The simulation lets doctors analyze every single cell of a tumor, something they’ve never been able to do before. And because that data is stored in a simulation rather than microscope slides, doctors around the world can explore and study cancer without having to prepare their own samples.
“Understanding how cancer cells interact with each other and with healthy tissue is critical if we are going to develop new therapies,” CRUK Chief Scientist Karen Vousden told the BBC. “Looking at tumors using this new system is so much more dynamic than the static 2D versions we are used to.”
The Cambridge scientists and peers from around the world who helped develop the virtual lab won two separate 20 million pound grants ($25.3 million each) to build up their project from Cancer Research UK last year.
Now they have a functional simulation built up from highly-detailed scans of a cubic millimeter-sized sample of breast cancer tissue. In that sample, each of the roughly 100,000 cells was marked to highlight its molecular and genetic characteristics.

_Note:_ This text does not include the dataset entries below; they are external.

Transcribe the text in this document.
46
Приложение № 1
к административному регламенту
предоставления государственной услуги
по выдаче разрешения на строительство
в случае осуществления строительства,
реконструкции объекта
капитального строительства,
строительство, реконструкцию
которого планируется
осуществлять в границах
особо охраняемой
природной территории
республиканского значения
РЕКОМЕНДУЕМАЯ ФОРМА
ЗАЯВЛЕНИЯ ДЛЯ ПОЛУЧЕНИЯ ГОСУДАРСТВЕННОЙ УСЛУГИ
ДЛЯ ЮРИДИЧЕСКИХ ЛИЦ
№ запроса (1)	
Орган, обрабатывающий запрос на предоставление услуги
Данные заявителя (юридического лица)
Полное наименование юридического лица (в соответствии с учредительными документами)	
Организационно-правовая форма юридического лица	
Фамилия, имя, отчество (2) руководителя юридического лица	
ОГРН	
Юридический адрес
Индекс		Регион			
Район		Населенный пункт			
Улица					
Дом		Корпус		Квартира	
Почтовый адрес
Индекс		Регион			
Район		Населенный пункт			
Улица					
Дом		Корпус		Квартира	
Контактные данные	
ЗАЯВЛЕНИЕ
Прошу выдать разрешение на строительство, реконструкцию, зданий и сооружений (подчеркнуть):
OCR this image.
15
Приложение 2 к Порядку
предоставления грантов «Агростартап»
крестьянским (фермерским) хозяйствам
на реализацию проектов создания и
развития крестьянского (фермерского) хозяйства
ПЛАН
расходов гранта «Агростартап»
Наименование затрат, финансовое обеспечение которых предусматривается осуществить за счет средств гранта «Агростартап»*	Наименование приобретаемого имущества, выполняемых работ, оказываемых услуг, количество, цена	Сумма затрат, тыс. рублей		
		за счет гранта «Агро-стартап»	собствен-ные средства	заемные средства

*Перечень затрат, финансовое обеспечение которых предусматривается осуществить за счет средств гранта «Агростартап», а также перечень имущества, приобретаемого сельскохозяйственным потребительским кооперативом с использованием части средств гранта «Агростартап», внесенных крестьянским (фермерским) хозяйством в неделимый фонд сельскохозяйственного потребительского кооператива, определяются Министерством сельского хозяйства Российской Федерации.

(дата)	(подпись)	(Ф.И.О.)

With that information, the resulting VR map highlights which cells are cancerous which have certain genetic variations, and how developed the tumor was at the time of the biopsy. All of this is information that was laborious to obtain from samples that were easily contaminated.
Moving the analysis to VR makes tumor research much more user friendly and lets doctors analyze cells in greater detail than ever before.
Not only does that let scientists literally immerse themselves in their work as they look for new cancer treatments, but it can also open the door to more collaborative diagnosis and patient care among teams that are spread around the world.
These simulations don’t guarantee that doctors will find new ways to treat or prevent breast cancer, but at least it makes the search much easier.